Cochran-Siegle says his goal in PeyongChang is to compete well.
"Just based on like World Cup results, I'm obviously not been anywhere near close to being at the podium," says Cochran-Siegle. "And I think a lot of people — not that they expect a podium finish — but that's kind of the biggest honors of going the Olympics."
"So I don't know that I'd really want to put that pressure on me, of trying to just go there just to get a medal. I think there's a lot more to offer," he said. "That being said — I do think my skiing is capable to the point where if I put together two runs it's hard to say what could happen. You never really know with skiing."
Many people back in Vermonters and at his family's ski area in Richmond will be rooting for Cochran-Siegle in the Alpine Combined and Super G, including his family, who isn't traveling to PeyongChang.

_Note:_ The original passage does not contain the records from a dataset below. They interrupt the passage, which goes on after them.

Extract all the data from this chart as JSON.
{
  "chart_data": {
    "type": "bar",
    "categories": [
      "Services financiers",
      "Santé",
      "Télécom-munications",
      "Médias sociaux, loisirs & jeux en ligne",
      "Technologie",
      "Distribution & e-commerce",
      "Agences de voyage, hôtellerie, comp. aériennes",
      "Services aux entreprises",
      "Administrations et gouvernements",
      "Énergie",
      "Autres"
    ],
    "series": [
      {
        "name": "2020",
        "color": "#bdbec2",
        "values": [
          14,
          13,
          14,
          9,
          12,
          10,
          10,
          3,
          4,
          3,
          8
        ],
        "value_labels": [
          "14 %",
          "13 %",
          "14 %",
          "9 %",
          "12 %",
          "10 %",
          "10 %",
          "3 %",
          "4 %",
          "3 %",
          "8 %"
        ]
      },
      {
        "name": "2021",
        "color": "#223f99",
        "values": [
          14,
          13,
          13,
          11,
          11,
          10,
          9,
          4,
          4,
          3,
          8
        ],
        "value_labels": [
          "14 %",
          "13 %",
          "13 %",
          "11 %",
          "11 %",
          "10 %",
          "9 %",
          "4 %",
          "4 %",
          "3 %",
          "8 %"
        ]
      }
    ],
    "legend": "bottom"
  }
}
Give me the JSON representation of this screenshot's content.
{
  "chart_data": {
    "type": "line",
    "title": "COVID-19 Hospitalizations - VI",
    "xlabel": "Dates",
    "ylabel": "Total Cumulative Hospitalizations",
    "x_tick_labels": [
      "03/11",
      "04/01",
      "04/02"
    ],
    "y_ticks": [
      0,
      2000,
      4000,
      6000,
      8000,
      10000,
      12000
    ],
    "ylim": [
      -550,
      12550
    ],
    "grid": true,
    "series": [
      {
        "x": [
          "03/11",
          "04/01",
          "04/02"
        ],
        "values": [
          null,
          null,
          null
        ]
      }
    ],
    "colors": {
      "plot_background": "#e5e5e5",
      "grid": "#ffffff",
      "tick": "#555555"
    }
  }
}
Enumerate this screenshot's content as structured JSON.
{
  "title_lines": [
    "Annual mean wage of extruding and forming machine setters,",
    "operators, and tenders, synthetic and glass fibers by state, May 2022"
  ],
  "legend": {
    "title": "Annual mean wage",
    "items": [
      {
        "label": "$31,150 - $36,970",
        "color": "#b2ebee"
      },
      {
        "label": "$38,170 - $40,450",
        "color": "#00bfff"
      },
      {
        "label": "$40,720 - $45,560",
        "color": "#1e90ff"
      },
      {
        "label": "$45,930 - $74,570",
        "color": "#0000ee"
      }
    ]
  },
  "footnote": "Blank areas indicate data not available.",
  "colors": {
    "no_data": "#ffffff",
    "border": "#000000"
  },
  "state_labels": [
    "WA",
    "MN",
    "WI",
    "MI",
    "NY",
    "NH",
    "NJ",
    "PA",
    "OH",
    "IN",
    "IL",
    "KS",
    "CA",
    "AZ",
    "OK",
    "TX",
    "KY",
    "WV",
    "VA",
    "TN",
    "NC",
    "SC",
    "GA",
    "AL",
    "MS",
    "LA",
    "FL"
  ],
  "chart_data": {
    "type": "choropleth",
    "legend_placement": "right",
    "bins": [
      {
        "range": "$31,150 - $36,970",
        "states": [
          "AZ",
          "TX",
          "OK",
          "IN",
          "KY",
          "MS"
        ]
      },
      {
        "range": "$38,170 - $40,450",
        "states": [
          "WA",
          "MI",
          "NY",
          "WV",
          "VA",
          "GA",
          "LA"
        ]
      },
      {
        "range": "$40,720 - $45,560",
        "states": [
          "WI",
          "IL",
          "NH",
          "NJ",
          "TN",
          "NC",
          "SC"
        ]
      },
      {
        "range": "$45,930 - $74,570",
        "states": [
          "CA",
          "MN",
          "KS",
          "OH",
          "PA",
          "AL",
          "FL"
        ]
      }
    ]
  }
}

Cochran-Siegle says he doesn't mind that his family's ski history and his mother's gold medal are always mentioned along with his own.
"It just shows what she's been able to accomplish and how successful she was as a ski racer, for her to have been able to do that," he said.
"I think growing up with that it has also allowed me to pursue similar goals and to believe in myself the same way that my mom was able to believe in [herself].
"I've always loved that: The fact that she's been so successful and well-known. It's kind of she's kind of paved the way for the rest of us."
And he's grateful for the support of the state that he's proud to call home.
"I love Vermont, absolutely. It's my favorite place to be. I always call it home.
"And I think it's cool that such a small state can have such competitive ... spirit; to be able to create such so many Olympians relative to its size. So I think it's an incredibly special place and I'm super happy to be a part of it."